Characterized Diffusion and Spatial-Temporal Interaction Network for Trajectory Prediction in Autonomous Driving
Haicheng Liao, Xuelin Li, Yongkang Li, Hanlin Kong, Chengyue Wang, Bonan Wang, Yanchen Guan, KaHou Tam, Zhenning Li, Chengzhong Xu
TL;DR
The paper introduces CDSTraj, a generative trajectory prediction model for autonomous driving that jointly models uncertainty and agent interactions through a Characterized Diffusion Module and a Spatio-Temporal Interaction Network. By simulating uncertain future scenes with forward diffusion and denoising via a conditional context and a multi-modal decoder, the approach yields diverse, realistic future trajectories. The method achieves state-of-the-art results on NGSIM, HighD, and MoCAD across short and long horizons, supported by thorough ablations and qualitative analyses.
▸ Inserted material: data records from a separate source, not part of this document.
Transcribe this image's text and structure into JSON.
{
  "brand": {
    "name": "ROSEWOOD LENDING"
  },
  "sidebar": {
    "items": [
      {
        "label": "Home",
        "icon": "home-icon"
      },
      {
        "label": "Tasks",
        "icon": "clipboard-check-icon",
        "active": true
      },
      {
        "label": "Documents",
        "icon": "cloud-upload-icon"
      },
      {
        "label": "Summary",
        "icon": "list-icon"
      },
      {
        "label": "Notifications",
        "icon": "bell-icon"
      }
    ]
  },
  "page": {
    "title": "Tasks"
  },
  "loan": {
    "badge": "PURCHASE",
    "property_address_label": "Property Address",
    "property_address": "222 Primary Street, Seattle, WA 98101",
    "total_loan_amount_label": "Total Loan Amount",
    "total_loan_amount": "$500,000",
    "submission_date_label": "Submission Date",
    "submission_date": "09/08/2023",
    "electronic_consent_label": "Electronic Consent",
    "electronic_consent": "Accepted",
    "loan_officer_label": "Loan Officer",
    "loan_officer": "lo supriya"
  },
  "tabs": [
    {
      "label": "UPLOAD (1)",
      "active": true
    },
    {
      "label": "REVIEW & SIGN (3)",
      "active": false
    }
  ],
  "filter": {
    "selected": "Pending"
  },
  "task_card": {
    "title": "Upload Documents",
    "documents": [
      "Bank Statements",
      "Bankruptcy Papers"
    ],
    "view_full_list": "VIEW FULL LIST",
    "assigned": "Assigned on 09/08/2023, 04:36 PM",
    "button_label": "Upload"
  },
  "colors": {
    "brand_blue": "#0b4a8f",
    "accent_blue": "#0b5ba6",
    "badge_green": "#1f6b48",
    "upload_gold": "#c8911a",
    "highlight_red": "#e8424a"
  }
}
This work advances AD planning by enabling more reliable predictions in heterogeneous, dynamic traffic contexts.
Abstract
Trajectory prediction is a cornerstone in autonomous driving (AD), playing a critical role in enabling vehicles to navigate safely and efficiently in dynamic environments. To address this task, this paper presents a novel trajectory prediction model tailored for accuracy in the face of heterogeneous and uncertain traffic scenarios. At the heart of this model lies the Characterized Diffusion Module, an innovative module designed to simulate traffic scenarios with inherent uncertainty. This module enriches the predictive process by infusing it with detailed semantic information, thereby enhancing trajectory prediction accuracy. Complementing this, our Spatio-Temporal (ST) Interaction Module captures the nuanced effects of traffic scenarios on vehicle dynamics across both spatial and temporal dimensions with remarkable effectiveness. Demonstrated through exhaustive evaluations, our model sets a new standard in trajectory prediction, achieving state-of-the-art (SOTA) results on the Next Generation Simulation (NGSIM), Highway Drone (HighD), and Macao Connected Autonomous Driving (MoCAD) datasets across both short and extended temporal spans. This performance underscores the model's unparalleled adaptability and efficacy in navigating complex traffic scenarios, including highways, urban streets, and intersections.